The Tax-Free Savings Account (TFSA) gets fresh contribution room every January, and the 2026 limit is $7,000. Unused room carries forward. Withdrawals also return as new room the following year. So investors who use the account only as a cash bucket may protect some interest from tax, but they may leave the real power untouched.
The smarter move is to use the TFSA for assets with room to grow. Shopify (TSX:SHOP) fits that idea as it remains one of Canada’s most important growth stocks. It also shows both sides of the TFSA opportunity: big upside, but real volatility.

Source: Getty Images
SHOP
Shopify stock has pulled back in 2026 while the business keeps growing. That mix can catch long-term investors’ attention. The company helps merchants sell online, in stores, across social platforms, and through more automated commerce tools. In short, it gives businesses the software and payments infrastructure to run modern retail.
The latest numbers still look strong. In the first quarter of 2026, Shopify stock reported 34% revenue growth and a 15% free cash flow margin. Merchants on its platform also cleared more than US$100 billion in gross merchandise volume during the quarter. Shopify stock has therefore moved well beyond its early “online store builder” image and now sits at the centre of global commerce software.
That makes it a useful TFSA example. Say an investor puts $7,000 into Shopify inside a TFSA and the investment eventually grows to $12,000. The investor doesn’t owe tax on that gain while it stays in the account. If they later withdraw the full $12,000, that full amount gets added back to TFSA room the next calendar year, along with the new annual limit and any unused room. The gain has effectively expanded the future shelter.
This doesn’t beat the rules. It uses them properly. TFSA room grows when the account value grows, and withdrawals carry that larger value forward into future contribution room. That’s why growth stocks can work so well inside a TFSA.
Considerations
However, Shopify stock gives investors a real warning. The stock can swing hard. It fell after its latest earnings as investors worried about guidance, artificial intelligence (AI) costs, and the broader software market. It also trades at a rich valuation compared with many Canadian stocks, leaving less room for any disappointments.

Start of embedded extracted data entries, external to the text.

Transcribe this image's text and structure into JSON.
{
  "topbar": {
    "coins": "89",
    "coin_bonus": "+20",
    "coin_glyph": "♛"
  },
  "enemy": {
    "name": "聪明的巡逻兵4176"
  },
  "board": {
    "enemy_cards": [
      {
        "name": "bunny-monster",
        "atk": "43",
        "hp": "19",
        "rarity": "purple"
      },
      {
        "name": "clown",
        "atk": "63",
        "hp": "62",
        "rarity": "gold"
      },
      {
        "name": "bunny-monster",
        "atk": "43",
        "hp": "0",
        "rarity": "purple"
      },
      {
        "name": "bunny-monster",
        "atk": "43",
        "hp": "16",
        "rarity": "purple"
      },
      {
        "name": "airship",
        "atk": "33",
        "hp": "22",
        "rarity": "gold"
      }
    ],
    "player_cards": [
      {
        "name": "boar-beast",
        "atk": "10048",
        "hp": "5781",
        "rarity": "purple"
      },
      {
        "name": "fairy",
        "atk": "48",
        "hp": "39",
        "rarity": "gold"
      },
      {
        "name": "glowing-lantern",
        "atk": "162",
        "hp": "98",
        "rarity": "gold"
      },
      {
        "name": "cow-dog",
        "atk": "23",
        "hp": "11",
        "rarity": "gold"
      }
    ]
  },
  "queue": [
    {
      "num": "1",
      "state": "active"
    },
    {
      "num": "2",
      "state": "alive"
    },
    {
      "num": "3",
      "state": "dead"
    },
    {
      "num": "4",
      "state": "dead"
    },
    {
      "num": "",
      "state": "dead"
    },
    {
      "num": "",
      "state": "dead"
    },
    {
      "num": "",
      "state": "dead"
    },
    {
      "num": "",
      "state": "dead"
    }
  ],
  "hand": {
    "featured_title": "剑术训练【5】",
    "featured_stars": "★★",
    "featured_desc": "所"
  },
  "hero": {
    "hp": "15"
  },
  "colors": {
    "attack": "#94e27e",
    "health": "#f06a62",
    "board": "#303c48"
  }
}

The business faces competition, too. Large technology companies want a bigger role in e-commerce. AI may help Shopify stock merchants, but it could also change how shoppers find products. Shopify needs to keep proving its tools remain essential as commerce shifts again.
That’s why investors should not use a TFSA as a slot machine. A TFSA protects gains from tax, but it doesn’t protect investors from losses. If a $7,000 Shopify position drops to $4,000 and the investor sells, the missing $3,000 doesn’t come back. There’s also no capital-loss claim. Lost TFSA value can hurt more than a loss in a taxable account.
A better plan gives Shopify stock a role, not the whole account. Investors could pair it with dividend stocks, cash-flowing blue chips, or a broad exchange-traded fund (ETF). That creates balance while still leaving room for growth, and lowers the pressure on one company to carry an entire retirement plan over the long run.
Bottom line
For Canadians trying to build long-term wealth, the TFSA remains one of the best tools available. The annual limit helps, but compounding can help more. Shopify stock still grows quickly and carries enough risk to demand respect. Used carefully, it can show how a strong growth stock may turn today’s contribution room into a larger tax-free shelter later, without forcing investors to chase every hot idea alone.